Using HTML, SVG, CSS, and JavaScript, you can build some pretty stunning visualizations. Again, check out the interactive example below. For more examples, the D3 Gallery is many kinds of awesome.
A Quick Demo #
If you're viewing this through an RSS reader, the above demo of crossfilter
won't show correctly. You can view it on my blog.
Insights From My Data #
- During this tracking period, I was most active during the 8-10 am and 6-9 pm timeslots. (The former was my morning walk to the employee shuttle; the latter was the evening walk back plus Soccer Fours.
- The more sleep I get, the more bipolar my exercise habits become.
- Unlike Beau Gunderson, I'm not seeing a correlation between number of times awoken and duration of sleep.
- There is, however, a clear positive correlation between steps per minute and calories burned per minute, as expected.
How To Use fitbit-crossfilter #
First, you will need a Fitbit app with Partner API access; see this page for more details on setting that up.
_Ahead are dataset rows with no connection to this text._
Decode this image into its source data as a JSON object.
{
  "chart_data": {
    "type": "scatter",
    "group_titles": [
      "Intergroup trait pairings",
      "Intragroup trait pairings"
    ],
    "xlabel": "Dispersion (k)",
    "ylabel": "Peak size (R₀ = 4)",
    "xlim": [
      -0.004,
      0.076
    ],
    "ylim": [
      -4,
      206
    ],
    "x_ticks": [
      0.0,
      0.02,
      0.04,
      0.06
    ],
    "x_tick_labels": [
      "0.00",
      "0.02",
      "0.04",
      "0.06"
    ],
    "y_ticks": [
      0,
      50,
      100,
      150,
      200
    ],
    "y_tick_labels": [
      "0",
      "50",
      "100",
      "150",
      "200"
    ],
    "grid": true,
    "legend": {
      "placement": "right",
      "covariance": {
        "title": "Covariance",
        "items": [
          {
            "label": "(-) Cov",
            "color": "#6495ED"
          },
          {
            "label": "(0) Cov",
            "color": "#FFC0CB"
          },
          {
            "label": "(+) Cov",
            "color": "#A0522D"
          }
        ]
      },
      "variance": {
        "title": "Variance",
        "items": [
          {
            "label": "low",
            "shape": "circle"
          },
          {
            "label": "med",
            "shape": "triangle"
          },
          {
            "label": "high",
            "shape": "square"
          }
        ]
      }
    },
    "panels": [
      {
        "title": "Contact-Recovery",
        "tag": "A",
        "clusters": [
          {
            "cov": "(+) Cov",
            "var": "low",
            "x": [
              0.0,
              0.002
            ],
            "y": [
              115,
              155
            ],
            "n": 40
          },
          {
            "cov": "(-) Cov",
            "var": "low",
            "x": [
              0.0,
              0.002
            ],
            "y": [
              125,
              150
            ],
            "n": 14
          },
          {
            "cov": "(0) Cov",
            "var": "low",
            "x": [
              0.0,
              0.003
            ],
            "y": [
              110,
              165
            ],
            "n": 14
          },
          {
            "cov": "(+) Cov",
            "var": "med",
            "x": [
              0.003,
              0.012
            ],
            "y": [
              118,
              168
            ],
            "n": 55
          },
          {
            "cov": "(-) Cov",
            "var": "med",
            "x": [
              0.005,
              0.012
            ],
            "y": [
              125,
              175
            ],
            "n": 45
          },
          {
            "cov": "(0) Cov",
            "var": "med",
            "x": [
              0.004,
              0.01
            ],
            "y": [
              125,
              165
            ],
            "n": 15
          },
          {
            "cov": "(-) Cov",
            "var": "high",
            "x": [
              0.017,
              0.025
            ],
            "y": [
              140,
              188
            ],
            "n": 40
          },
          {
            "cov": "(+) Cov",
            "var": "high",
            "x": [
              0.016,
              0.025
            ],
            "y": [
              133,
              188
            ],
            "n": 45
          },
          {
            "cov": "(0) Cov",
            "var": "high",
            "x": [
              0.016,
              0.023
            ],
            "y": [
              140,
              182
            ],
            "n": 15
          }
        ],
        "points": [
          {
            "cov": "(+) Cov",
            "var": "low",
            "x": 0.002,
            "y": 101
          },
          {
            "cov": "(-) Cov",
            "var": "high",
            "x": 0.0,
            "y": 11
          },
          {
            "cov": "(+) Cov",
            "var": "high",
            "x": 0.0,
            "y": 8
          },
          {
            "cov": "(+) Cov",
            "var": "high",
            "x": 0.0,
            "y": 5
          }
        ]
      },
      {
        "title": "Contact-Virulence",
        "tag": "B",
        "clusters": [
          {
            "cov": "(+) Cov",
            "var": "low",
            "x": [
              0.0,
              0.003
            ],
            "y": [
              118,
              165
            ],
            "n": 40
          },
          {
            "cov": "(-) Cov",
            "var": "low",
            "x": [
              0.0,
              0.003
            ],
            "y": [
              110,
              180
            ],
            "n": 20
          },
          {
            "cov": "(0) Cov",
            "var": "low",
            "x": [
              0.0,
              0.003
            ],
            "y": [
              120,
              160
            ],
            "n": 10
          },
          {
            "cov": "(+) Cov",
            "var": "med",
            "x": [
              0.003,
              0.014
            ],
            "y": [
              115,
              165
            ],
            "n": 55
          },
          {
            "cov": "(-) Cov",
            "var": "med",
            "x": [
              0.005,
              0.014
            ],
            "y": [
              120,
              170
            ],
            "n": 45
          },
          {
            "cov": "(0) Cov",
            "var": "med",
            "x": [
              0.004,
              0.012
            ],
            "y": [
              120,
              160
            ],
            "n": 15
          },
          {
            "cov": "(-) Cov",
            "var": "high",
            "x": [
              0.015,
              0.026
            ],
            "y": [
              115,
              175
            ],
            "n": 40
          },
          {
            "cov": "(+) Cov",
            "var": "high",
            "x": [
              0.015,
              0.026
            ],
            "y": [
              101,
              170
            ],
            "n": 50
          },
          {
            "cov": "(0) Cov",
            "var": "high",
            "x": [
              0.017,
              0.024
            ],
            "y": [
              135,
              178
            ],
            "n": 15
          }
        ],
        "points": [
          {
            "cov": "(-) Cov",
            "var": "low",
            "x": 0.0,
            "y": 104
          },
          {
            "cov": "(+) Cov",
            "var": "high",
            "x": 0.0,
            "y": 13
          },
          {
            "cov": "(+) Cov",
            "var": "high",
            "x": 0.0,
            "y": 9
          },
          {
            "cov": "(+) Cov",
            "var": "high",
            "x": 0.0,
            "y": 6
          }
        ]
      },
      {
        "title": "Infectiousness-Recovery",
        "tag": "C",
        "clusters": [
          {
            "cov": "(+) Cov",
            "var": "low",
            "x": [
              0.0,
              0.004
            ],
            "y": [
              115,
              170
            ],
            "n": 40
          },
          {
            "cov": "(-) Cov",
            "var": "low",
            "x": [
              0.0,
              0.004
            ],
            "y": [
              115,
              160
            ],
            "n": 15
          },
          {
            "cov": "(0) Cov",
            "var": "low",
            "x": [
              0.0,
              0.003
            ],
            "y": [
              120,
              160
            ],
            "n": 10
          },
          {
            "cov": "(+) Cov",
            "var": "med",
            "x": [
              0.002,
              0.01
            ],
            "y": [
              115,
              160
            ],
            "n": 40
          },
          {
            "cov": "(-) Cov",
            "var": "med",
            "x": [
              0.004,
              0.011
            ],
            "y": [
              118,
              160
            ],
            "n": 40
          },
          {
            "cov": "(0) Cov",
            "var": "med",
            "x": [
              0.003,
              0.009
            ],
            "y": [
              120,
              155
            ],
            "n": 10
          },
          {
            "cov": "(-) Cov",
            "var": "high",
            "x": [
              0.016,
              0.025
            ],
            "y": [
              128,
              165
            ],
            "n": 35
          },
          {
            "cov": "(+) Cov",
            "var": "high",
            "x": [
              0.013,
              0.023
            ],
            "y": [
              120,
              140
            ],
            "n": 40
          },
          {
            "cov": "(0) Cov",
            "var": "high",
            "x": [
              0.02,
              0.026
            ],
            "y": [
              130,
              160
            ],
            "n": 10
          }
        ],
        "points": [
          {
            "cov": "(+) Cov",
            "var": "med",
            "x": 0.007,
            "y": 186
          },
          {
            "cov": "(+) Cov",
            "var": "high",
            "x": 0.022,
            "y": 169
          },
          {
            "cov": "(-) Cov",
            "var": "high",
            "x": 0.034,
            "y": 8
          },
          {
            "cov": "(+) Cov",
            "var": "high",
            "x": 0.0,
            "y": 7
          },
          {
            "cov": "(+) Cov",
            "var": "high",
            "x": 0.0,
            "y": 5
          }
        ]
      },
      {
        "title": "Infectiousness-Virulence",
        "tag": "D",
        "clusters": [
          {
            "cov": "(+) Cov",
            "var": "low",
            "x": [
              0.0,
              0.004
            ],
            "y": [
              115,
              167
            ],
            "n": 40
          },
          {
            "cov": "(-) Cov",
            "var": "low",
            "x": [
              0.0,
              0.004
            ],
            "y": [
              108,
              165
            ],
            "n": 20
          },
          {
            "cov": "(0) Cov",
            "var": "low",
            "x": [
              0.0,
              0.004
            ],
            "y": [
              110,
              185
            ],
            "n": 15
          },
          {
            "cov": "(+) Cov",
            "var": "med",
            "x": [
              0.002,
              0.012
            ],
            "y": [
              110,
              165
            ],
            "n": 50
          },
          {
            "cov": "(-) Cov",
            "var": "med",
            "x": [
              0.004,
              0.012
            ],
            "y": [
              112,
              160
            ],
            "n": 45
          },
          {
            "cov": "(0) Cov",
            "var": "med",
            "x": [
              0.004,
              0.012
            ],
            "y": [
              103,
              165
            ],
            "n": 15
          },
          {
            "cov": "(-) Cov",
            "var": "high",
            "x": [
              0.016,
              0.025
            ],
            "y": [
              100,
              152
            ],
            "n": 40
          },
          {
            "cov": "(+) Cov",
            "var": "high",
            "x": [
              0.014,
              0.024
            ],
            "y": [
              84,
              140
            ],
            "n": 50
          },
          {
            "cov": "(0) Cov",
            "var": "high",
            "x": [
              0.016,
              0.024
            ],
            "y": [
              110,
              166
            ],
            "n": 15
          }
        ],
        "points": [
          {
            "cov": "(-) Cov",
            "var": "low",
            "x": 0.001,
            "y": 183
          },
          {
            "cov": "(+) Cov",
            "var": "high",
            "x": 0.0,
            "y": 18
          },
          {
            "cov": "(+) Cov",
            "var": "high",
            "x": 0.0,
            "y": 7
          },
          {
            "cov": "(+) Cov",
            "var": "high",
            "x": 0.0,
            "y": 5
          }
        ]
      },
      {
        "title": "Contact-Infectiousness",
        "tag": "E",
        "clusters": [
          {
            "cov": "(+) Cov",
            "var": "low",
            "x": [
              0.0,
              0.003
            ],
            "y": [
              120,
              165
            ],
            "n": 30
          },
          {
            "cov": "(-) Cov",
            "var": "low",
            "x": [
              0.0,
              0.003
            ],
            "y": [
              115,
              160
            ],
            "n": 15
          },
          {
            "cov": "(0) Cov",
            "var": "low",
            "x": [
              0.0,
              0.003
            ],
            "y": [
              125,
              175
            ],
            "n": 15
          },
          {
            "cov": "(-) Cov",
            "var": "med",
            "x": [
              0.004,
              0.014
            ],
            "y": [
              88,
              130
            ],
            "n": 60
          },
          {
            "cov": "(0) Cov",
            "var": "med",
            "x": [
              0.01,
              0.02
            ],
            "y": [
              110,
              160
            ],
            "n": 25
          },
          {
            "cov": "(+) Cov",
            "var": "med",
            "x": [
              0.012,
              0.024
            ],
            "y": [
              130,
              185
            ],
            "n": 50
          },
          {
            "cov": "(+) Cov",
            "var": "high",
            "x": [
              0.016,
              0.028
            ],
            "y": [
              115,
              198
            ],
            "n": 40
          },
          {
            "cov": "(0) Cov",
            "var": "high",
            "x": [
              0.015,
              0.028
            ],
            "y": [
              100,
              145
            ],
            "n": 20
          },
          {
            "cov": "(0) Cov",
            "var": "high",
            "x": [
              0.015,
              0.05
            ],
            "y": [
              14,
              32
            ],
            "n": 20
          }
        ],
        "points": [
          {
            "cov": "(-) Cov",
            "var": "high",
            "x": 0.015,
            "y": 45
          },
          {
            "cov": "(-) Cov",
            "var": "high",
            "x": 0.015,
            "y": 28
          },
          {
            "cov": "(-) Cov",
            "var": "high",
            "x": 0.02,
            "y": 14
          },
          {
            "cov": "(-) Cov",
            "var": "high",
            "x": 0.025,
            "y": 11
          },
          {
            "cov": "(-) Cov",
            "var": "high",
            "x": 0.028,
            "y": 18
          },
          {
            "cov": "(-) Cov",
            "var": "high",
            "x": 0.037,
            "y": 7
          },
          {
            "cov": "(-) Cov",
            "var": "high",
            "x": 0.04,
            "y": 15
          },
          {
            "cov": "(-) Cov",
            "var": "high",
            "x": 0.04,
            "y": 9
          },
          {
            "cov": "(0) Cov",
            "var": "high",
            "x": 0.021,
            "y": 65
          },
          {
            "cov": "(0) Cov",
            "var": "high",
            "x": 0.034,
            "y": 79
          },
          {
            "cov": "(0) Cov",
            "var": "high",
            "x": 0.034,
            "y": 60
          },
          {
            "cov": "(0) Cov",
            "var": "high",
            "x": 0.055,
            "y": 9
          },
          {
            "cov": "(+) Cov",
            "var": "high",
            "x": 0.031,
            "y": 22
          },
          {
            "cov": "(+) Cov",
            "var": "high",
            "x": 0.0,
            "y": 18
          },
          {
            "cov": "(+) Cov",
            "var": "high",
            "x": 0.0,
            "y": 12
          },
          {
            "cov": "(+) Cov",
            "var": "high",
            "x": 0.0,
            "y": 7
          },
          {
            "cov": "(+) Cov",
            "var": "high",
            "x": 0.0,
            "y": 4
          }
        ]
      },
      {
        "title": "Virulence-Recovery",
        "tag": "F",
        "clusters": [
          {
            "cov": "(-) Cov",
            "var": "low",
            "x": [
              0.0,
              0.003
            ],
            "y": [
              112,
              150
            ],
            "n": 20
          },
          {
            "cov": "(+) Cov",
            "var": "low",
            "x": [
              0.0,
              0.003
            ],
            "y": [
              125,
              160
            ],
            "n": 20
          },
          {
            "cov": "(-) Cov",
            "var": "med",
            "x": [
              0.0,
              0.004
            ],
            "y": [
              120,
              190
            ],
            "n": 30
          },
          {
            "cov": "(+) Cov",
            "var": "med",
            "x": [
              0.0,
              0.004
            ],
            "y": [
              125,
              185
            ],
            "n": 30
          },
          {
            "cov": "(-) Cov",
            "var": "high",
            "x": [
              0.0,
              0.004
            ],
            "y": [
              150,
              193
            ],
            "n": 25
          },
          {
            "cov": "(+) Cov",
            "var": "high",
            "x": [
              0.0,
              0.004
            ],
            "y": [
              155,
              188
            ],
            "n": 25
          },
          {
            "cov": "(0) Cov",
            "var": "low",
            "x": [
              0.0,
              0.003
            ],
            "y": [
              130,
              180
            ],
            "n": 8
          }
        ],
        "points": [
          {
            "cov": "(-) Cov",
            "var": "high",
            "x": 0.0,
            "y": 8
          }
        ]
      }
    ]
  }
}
Use the following application settings:
- Application Type: Website
- Callback URL:
http://localhost:9001/oauth
- Default Access Type: Read-Only
Now copy settings.py.nopasswd
to create your settings file:
$ cp settings.py.nopasswd settings.py
Edit the bottom of settings.py
:
SYNC_ENABLED = True
DEFAULT_USER = None
FITBIT_CONSUMER_KEY = <your app key>
FITBIT_CONSUMER_SECRET = <your app secret>
Start the server, login, and sync your data:
$ python manage.py runserver 9001
# visit localhost:9001/login in the browser to do the OAuth handshake
# visit localhost:9001/sync-user-data in the browser to sync data
When the syncing completes, you'll be redirected to your dashboard.